The Federal Trade Commission, worried about less competition and resulting higher consumer prices, has acted to stop a large rural nonprofit healthcare system from acquiring a big North Dakota physician group.

The agency and the state attorney general have filed a complaint  in federal district court seeking a temporary restraining order and preliminary injunction to stop the deal between Sanford Health and Mid Dakota Clinic pending an administrative trial,   scheduled to begin on Nov. 28.

The takeover would create a physician group with at least 75 percent share of primary care and several other healthcare services in its market.

The FTC said the deal would violate antitrust law by significantly  cutting competition for adult primary-care physician services, pediatric services, obstetrics and gynecology services, and general surgery physician services in the greater Bismarck and Mandan metropolitan area.

Sanford Health is the largest, rural, not-for-profit healthcare system in the country, with among other facilities,  45 hospitals and 289 clinics in nine states and three countries.

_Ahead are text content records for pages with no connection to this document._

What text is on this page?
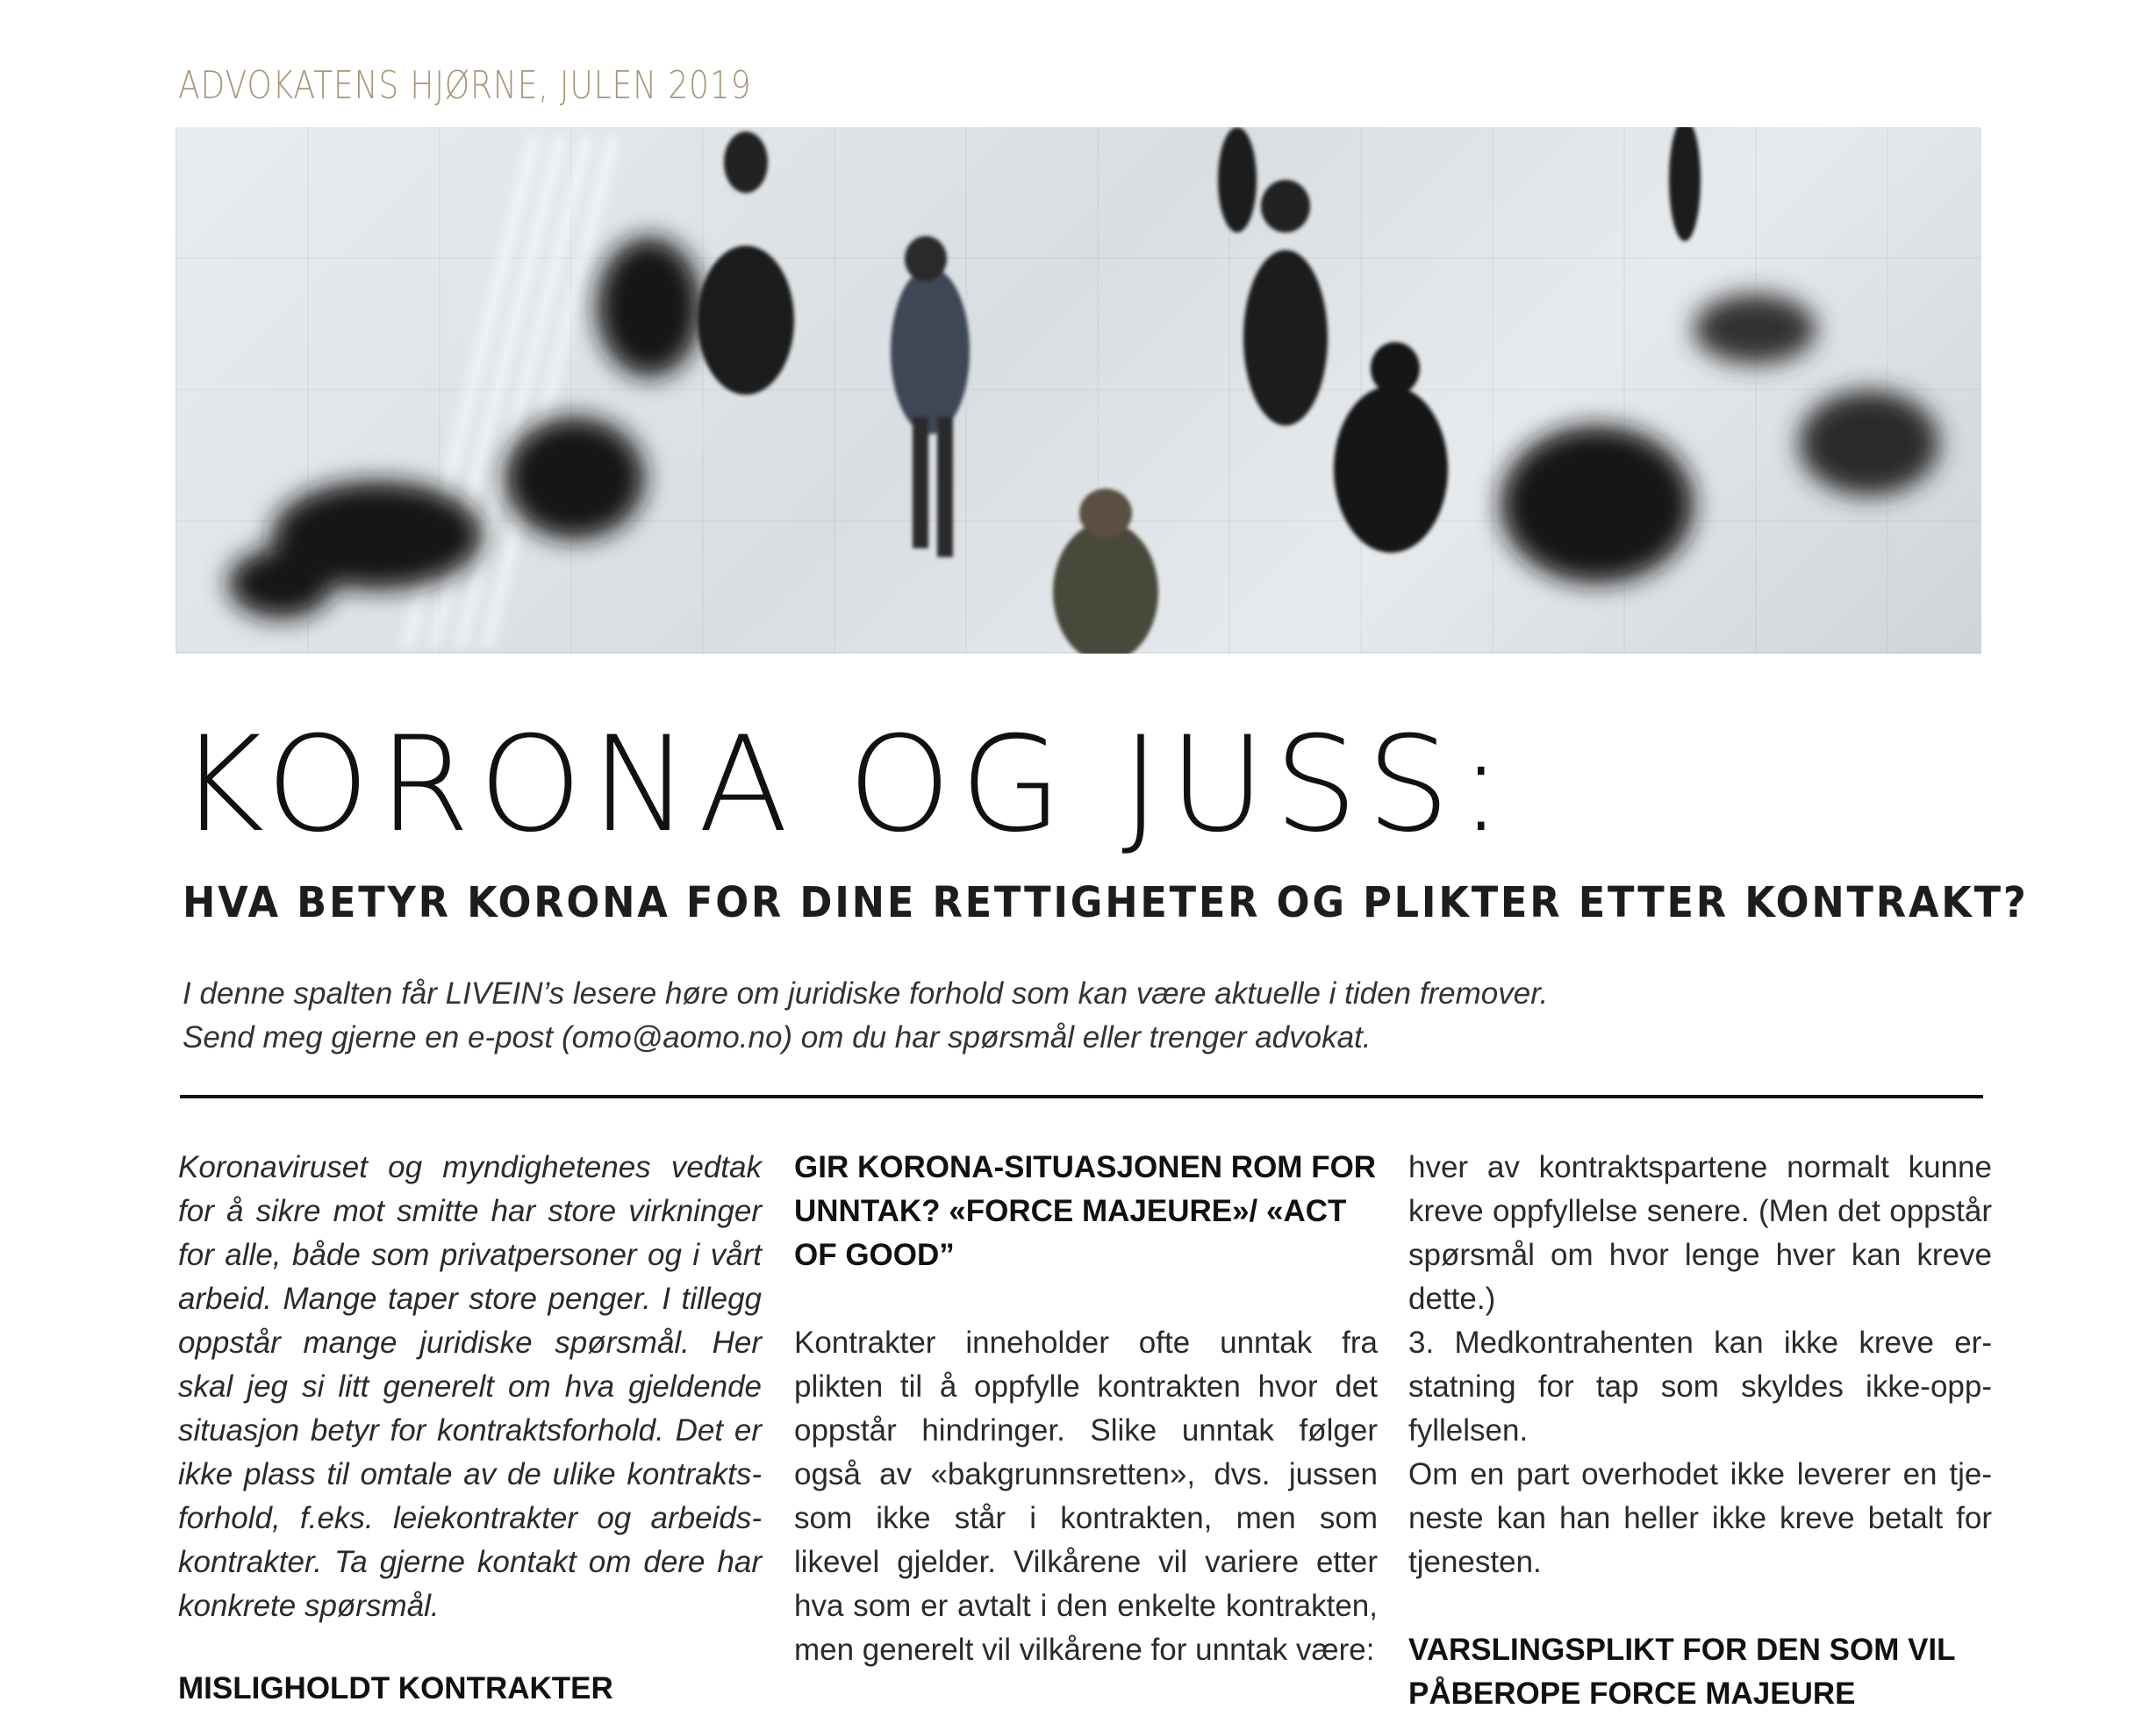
ADVOKATENS HJØRNE, JULEN 2019
KORONA OG JUSS:
HVA BETYR KORONA FOR DINE RETTIGHETER OG PLIKTER ETTER KONTRAKT?

I denne spalten får LIVEIN’s lesere høre om juridiske forhold som kan være aktuelle i tiden fremover.

Send meg gjerne en e-post (omo@aomo.no) om du har spørsmål eller trenger advokat.

Koronaviruset og myndighetenes vedtak for å sikre mot smitte har store virkninger for alle, både som privatpersoner og i vårt arbeid. Mange taper store penger. I tillegg oppstår mange juridiske spørsmål. Her skal jeg si litt generelt om hva gjeldende situasjon betyr for kontraktsforhold. Det er ikke plass til omtale av de ulike kontraktsforhold, f.eks. leiekontrakter og arbeidskontrakter. Ta gjerne kontakt om dere har konkrete spørsmål.

MISLIGHOLDT KONTRAKTER
GIR KORONA-SITUASJONEN ROM FOR UNNTAK? «FORCE MAJEURE»/ «ACT OF GOOD”

Kontrakter inneholder ofte unntak fra plikten til å oppfylle kontrakten hvor det oppstår hindringer. Slike unntak følger også av «bakgrunnsretten», dvs. jussen som ikke står i kontrakten, men som likevel gjelder. Vilkårene vil variere etter hva som er avtalt i den enkelte kontrakten, men generelt vil vilkårene for unntak være:

hver av kontraktspartene normalt kunne kreve oppfyllelse senere. (Men det oppstår spørsmål om hvor lenge hver kan kreve dette.)

3. Medkontrahenten kan ikke kreve erstatning for tap som skyldes ikke-oppfyllelsen.

Om en part overhodet ikke leverer en tjeneste kan han heller ikke kreve betalt for tjenesten.

VARSLINGSPLIKT FOR DEN SOM VIL PÅBEROPE FORCE MAJEURE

Mid-Dakota has over 90 clinicians.

The FTC asserts that the deal that it would be the only physician group offering general surgery physician services in the affected area.

“This merger is likely to reduce significantly the competitive options available to medical insurance providers, which in turn will lead to deteriorating terms for provision of medical care, including higher prices and lower quality,” said Tad Lipsky, acting director of the FTC’s Bureau of Competition.

Sanford Health and Mid Dakota Clinic currently compete to join commercial insurers’ provider networks, which Lipsky said spurs the organizations to improve their technology, expand services, recruit high-quality physicians and provide patients with convenient and accessible physician and surgical services. “The transaction would eliminate that competitive pressure,” he said.

But the two healthcare organizations told The Bismarck Tribune that the FTC’s actions are “extremely frustrating” because they relied on national, legal and economic experts to evaluate the partnership.

“The best way to describe our reaction is that we are exasperated with the delay that the FTC’s inquiry has already caused and that these proceedings will continue to cause,” Shelly Seifert, M.D., board chair of the Mid Dakota Clinic, told  the newspaper.